Sometimes Warner Brothers could out-MGM Metro Goldwyn Mayer; watching the classic soaper The Great Lie, you can almost imagine writer Lenore Coffee poring over the steady output of slick and glossy melodramas MGM churned out during the 30’s and early 40’s, dissecting them scene by scene, studying cause and effect, conscience and motivation, while Warner’s cast around for a suitable novel to which the requisite ingredients could be applied. Well, in the case of The Great Lie they did their homework well.

The movie wastes no time mapping out the territory occupied by the three major characters.
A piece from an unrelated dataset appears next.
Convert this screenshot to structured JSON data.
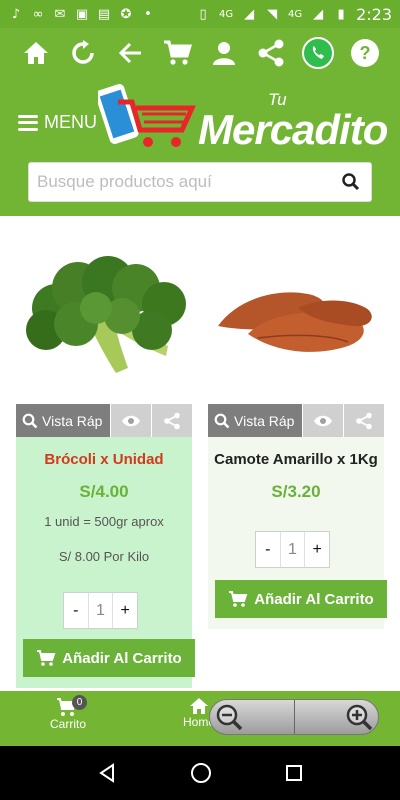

George Brent (who performs well in a role for which he looks just a little too old) is the happy-go-lucky playboy, wealthy and happy, who discovers, upon emerging from his marriage bed after a three-day party that he isn’t really married after all. Mary Astor is his non-wife, a renowned concert pianist with no qualms about making her arrogance plain to all. Bette Davis is the other woman in Brent’s life — although how the two of them met, and the history between all three characters, is never explained — to whom Brent, on a pretence, immediately flies when he discovers he isn’t actually married. This act, and the fact that we see him pouring down the sink a drink he had fixed for himself back at the apartment in which Astor sleeps, will leave most viewers in no doubt of the eventual outcome of this melodramatic love-triangle.

So, the storyline is pure soap-opera, probably already growing a little jaded in 1941, but done to death by a thousand TV soaps since, which means true enjoyment from this movie must be gained from the production values and performances. Fortunately, neither let us down: When Astor gets into full-on bitch mode she is a revelation, blowing everybody else (including Davis) away with her dismissive put-downs or scathing tongue, or twisting Davis into knots with her sly and clever double-meanings as the movie approaches its climax. However, Astor still somehow manages to keep her character human — flawed beyond redemption, without doubt, but human nevertheless (witness her outburst when caught indulging in a midnight feast by Davis during the lengthy — and dull — pregnancy sequence. It’s an absolute gem!). There’s a distinct possibility that Davis was out of favour with Uncle Jack when this flick was shot, because Astor’s role seems tailor-made for Davis, who was always so much better in cold and heartless roles. As the kind-hearted but hapless heroine of this piece, Davis isn’t given enough meat to get those potentially vicious teeth into, which is a shame, because her and Astor letting rip at each other really would have been something to see. Forget the storyline — it’s trite and cliched — just enjoys the look and feel, and the performances of actors at — or near – the height of their powers.